DOP49 Context-dependent roles of High-mobility group box 1 (HMGB1) during intestinal inflammation and carcinogenesis

Zierz, E.(1);Foelsch, K.(1);Pelczar, P.(1);Qi, M.(2);Alawi, M.(2);Clauditz, T.(3);Gagliani, N.(4);Huber, S.(1);Huebener, P.(1);

(1)University Medical Center Hamburg-Eppendorf, I. Department of Medicine, Hamburg, Germany;(2)University Medical Center Hamburg-Eppendorf, Bioinformatics Core Facility, Hamburg, Germany;(3)University Medical Center Hamburg-Eppendorf, Institute of Pathology, Hamburg, Germany;(4)University Medical Center Hamburg-Eppendorf, Department of General- Visceral and Thoracic Surgery, Hamburg, Germany; Huebener

Background

HMGB1 is a ubiquitously expressed nucleoprotein with proinflammatory functions following cellular release. The protein is passively released during tissue necrosis, acting as a damage-associated molecular pattern, but can also be actively secreted by immune cells. Stool and serum HMGB1 levels have been suggested as markers of both inflammatory bowel disease (IBD) activity and colorectal cancer (CRC) invasiveness, and antibody-mediated HMGB1 neutralization was beneficial in animal models of IBD. We explored context-dependent functions of HMGB1 in the injured intestine using novel experimental mice with cell-specific genetic HMGB1 deficiency.

Methods

To circumvent the postnatal lethality of global HMGB1 deficiency in animals, we used the Cre-lox system to generate enterocyte-specific (Hmgb1ΔIEC, Villin-Cre) and myeloid cell-specific (Hmgb1ΔLysM, LysM-Cre) HMGB1-knockout mice. Animals were subjected to well-established models of acute (DSS, Citrobacter rodentium) and chronic (AOM+DSS, CD45RBhigh T cell transfer colitis, Apc+/min) intestinal injury, followed by clinical, endoscopic, histological and molecular analysis.
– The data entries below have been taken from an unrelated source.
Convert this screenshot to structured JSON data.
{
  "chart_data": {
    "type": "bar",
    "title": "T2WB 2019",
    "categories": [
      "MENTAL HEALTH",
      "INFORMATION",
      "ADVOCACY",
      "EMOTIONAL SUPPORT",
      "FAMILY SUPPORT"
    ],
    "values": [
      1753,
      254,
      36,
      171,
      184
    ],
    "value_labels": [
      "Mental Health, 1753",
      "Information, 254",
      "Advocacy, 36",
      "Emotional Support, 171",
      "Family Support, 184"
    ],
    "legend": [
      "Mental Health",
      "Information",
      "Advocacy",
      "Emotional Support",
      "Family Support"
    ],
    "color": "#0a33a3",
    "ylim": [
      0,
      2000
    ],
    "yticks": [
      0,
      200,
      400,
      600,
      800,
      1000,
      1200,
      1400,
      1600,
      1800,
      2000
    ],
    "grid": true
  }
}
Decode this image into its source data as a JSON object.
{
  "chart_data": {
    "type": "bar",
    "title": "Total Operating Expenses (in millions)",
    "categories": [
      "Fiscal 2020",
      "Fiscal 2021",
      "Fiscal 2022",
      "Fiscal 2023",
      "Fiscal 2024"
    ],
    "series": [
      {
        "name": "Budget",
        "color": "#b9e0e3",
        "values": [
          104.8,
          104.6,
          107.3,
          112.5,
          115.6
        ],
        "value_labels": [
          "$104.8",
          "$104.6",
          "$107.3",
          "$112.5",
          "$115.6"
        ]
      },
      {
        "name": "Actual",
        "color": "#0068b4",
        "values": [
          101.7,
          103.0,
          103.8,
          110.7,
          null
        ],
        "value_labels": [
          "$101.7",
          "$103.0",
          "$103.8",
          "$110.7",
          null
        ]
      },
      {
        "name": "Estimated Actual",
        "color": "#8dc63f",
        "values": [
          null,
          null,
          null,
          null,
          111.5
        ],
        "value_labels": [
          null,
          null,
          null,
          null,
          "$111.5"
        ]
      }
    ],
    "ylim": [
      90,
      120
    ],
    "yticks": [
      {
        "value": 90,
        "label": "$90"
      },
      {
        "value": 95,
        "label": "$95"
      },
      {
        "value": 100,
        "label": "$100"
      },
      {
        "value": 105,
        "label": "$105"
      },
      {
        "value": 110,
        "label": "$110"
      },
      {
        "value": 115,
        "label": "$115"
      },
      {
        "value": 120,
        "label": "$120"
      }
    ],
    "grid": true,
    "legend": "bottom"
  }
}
HMGB1 expression was assessed in human IBD and CRC specimens.

Results

IBD and CRC biopsies exhibited high levels of HMGB1 expression in epithelia, immune cells, tumor cells and the peritumoral stroma. HMGB1 deficiency from enterocytes and myeloid cells did not alter Citrobacter- or T cell transfer-induced enterocolitis, when epithelial injury was comparably low. In contrast, Hmgb1ΔIEC mice exhibited aggravated DSS-induced colitis, as evidenced by severe weight loss as well as exacerbated neutrophil- and monocyte-driven mucosal inflammation compared to Hmgb1f/f. Whole tissue RNA sequencing indicated defective cellular proliferation in injured Hmgb1ΔIEC intestines. In the AOM+DSS-model, Hmgb1ΔIEC had a comparable tumor burden to Hmgb1f/f, whereas Hmgb1ΔLysM had significantly fewer and smaller tumors, potentially linked to metabolic alterations in the tumor micromilieu. In the Apc+/min model, enterocyte HMGB1 deficiency effectuated more and larger tumors, whereas leukocyte HMGB1 did not affect tumor load.

Conclusion

Contrasting antibody-mediated HMGB1 neutralization in animal models of IBD, our findings from genetic HMGB1 deletion studies reveal a critical role of enterocyte HMGB1 in the maintenance of the intestinal barrier during severe colitis. Impaired epithelial regeneration or inefficient local immune cell expansion in Hmgb1ΔIEC may account for the aggravated phenotype. HMGB1 from enterocytes and immune cells context-dependently affect maladaptive intestinal would healing, potentially mediated by cell-intrinsic and -extrinsic mechanisms that warrant further investigation.